Identifié comme une figure équilibrée, Jerome Powell, qui prend la parole mercredi lors de ce qui pourrait être sa dernière conférence de presse en tant que président de la Fed, a marqué son époque en opposant une résistance rare aux attaques de Donald Trump. Son mandat, débuté en 2018, touche officiellement à sa fin le 15 mai, et beaucoup se demandent s'il ne choisira pas de demeurer au sein de l'institution; ses compétences restent précieuses.
Selon des sources relayées par The New York Times, les menaces de Trump, qui désire voir Powell remplacé par un candidat plus congrétionnaire, alimentent des interrogations quant à la direction future de la politique monétaire américaine. Powell a laissé entendre qu'il pourrait choisir de rester au-delà de la tradition, tant qu'il se sentirait ciblé par des accusations malveillantes de la Maison Blanche.

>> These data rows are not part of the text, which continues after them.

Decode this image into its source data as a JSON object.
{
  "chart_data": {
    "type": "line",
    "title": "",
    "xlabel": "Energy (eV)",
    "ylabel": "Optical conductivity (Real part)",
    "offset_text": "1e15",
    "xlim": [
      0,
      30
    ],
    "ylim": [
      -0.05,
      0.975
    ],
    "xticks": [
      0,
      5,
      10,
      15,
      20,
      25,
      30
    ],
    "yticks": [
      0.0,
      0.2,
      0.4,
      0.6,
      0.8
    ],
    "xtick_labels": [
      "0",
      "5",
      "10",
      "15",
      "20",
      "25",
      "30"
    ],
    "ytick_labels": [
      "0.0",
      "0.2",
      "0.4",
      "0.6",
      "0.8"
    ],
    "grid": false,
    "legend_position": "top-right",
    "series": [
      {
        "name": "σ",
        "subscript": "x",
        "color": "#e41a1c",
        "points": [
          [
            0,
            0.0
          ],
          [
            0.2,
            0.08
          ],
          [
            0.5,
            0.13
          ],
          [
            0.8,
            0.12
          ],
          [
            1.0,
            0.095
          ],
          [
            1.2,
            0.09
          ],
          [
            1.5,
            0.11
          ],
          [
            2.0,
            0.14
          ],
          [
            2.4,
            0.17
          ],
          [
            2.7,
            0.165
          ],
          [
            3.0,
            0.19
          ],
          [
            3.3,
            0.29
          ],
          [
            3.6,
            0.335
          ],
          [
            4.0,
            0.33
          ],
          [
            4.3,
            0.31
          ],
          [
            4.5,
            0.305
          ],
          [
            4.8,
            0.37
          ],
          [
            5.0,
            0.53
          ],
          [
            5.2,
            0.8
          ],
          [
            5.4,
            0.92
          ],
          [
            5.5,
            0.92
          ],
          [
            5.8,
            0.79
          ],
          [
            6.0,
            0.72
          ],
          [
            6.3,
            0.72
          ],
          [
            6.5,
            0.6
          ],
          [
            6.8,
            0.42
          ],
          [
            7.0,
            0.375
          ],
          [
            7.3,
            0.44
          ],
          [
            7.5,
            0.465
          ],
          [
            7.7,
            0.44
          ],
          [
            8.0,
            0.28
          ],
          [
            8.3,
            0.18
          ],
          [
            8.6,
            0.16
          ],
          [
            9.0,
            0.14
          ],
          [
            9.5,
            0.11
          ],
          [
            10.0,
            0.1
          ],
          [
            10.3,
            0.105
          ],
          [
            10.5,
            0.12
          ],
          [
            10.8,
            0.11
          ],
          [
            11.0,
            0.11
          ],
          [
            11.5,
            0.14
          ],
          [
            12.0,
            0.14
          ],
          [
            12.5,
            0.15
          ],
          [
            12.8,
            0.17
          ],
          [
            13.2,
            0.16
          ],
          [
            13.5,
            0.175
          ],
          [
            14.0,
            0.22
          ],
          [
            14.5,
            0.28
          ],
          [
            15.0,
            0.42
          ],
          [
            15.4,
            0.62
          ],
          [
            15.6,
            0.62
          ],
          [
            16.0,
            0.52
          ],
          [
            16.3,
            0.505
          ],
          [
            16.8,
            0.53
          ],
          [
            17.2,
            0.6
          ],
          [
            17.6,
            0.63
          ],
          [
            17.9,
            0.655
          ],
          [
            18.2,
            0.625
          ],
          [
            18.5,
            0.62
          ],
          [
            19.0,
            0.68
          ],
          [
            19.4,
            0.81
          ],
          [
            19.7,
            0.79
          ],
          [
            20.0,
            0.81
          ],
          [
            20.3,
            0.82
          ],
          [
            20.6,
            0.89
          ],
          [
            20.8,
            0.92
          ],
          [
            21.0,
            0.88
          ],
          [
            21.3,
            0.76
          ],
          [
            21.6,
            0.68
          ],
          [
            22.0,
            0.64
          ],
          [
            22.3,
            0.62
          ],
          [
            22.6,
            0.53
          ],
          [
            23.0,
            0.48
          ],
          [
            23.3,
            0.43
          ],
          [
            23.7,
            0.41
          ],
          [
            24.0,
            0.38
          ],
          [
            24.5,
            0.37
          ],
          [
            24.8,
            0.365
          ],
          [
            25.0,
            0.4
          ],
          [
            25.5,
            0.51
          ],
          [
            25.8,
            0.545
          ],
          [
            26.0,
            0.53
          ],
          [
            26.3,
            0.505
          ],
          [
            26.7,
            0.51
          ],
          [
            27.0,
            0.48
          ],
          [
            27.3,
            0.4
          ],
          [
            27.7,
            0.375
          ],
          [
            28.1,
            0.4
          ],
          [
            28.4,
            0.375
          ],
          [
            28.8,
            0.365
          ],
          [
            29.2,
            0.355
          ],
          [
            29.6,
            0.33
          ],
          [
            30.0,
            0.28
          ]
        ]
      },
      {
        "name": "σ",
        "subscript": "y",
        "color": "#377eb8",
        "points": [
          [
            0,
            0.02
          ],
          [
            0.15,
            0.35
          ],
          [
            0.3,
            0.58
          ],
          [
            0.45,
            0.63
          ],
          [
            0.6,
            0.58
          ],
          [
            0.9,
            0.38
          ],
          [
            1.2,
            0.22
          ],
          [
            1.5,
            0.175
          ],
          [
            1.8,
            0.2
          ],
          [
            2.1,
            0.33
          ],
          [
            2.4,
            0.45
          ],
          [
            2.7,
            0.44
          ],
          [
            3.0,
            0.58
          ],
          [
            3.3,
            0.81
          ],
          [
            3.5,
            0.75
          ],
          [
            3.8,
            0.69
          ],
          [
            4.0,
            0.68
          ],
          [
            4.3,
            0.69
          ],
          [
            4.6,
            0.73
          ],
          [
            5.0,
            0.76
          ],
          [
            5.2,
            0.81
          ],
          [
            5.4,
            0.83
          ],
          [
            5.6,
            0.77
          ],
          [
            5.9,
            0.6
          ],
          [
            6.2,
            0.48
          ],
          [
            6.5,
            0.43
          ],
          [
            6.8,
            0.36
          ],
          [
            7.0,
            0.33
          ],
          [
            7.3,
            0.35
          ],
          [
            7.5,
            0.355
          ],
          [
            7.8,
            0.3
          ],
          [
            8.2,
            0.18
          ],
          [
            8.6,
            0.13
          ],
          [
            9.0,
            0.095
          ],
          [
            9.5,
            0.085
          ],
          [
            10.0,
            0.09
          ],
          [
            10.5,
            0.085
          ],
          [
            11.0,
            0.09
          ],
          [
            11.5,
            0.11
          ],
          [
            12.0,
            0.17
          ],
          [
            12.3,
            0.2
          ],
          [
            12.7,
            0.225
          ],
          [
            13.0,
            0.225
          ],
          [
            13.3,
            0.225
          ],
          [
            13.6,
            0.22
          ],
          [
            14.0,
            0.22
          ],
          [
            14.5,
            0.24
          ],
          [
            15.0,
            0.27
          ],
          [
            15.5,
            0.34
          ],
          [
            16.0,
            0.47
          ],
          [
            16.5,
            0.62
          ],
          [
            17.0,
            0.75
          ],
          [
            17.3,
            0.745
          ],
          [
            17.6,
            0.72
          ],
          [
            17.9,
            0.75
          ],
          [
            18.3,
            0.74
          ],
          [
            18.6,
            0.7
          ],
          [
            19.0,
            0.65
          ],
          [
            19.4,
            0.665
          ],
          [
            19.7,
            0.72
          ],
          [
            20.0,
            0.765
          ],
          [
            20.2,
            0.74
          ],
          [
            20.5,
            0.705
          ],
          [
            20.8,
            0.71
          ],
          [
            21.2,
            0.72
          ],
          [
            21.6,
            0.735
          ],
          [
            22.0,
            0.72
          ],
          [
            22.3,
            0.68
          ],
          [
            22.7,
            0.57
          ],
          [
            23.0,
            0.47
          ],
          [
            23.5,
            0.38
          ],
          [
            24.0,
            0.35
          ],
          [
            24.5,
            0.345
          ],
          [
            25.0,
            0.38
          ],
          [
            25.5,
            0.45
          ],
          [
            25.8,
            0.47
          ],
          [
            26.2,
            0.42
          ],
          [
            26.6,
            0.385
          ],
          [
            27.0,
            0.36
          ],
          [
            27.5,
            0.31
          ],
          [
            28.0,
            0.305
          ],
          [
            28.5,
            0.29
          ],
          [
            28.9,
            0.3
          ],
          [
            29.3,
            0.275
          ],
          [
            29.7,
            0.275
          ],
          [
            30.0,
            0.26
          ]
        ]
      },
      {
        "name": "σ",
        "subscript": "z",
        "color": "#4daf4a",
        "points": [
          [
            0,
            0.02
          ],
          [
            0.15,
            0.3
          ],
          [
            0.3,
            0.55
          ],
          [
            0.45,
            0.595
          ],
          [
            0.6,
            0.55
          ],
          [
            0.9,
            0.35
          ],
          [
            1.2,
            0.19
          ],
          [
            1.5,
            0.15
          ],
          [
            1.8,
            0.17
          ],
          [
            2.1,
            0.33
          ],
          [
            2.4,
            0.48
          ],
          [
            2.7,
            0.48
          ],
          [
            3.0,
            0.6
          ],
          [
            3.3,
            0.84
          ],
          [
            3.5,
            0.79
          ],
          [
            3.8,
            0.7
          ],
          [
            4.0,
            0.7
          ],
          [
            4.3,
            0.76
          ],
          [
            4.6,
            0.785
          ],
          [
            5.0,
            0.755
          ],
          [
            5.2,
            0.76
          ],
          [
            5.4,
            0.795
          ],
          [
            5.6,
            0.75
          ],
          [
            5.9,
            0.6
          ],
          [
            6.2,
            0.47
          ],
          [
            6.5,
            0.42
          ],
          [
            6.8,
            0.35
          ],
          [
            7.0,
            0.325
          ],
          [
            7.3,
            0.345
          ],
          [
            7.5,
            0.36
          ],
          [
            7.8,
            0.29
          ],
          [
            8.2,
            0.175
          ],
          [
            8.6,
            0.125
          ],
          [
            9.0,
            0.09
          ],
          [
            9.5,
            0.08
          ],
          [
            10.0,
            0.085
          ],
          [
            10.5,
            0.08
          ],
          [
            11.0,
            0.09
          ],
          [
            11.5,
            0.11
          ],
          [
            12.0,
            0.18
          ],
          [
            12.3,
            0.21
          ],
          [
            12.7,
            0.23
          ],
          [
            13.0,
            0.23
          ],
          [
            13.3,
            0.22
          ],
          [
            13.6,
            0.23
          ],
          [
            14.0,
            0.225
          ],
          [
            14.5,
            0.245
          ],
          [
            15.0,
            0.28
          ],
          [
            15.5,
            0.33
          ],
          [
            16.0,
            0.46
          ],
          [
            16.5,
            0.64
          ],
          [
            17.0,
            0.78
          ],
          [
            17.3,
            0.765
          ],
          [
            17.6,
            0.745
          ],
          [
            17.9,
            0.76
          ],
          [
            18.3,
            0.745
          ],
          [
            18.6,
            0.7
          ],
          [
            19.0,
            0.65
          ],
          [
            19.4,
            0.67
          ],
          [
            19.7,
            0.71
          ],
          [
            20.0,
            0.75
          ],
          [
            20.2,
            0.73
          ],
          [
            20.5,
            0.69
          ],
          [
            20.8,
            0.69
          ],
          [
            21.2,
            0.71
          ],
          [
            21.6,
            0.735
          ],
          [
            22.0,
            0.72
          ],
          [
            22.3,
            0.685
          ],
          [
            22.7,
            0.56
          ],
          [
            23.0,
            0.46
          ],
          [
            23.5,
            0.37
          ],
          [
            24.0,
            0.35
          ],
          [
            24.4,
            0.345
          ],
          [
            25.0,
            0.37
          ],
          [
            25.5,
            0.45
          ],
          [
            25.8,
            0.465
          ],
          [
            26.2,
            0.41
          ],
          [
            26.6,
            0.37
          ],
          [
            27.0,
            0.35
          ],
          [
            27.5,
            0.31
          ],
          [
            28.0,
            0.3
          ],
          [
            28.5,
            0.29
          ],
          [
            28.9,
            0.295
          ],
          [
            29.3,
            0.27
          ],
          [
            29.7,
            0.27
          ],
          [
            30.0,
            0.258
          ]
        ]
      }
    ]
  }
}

Les critiques de Trump à l'encontre de Powell ont été nombreuses et souvent virulentes. L'accusant de maintenir une politique monétaire trop rigoureuse, Trump le traite d'inefficace dans sa gestion des fonds de la Fed. Powell, pour sa part, a fait preuve de retenue, préférant ne pas réagir immédiatement.
Sa transformation en un défenseur vocal de l'indépendance de la banque centrale a commencé en janvier dernier, lorsque dans une vidéo frappante, il a dénoncé une enquête liée à des irrégularités dans les rénovations de la Fed comme un "prétexte" visant à le discréditer. Cette déclaration est survenue dans un contexte global de tensions avec l'exécutif.
David Wessel, expert à la Brookings Institution, a déclaré : "Jay Powell restera dans l'histoire comme un président de la Fed avec une véritable colonne vertébrale." Il souligne que malgré quelques concessions, Powell a toujours cherché à préserver l'indépendance de la Fed.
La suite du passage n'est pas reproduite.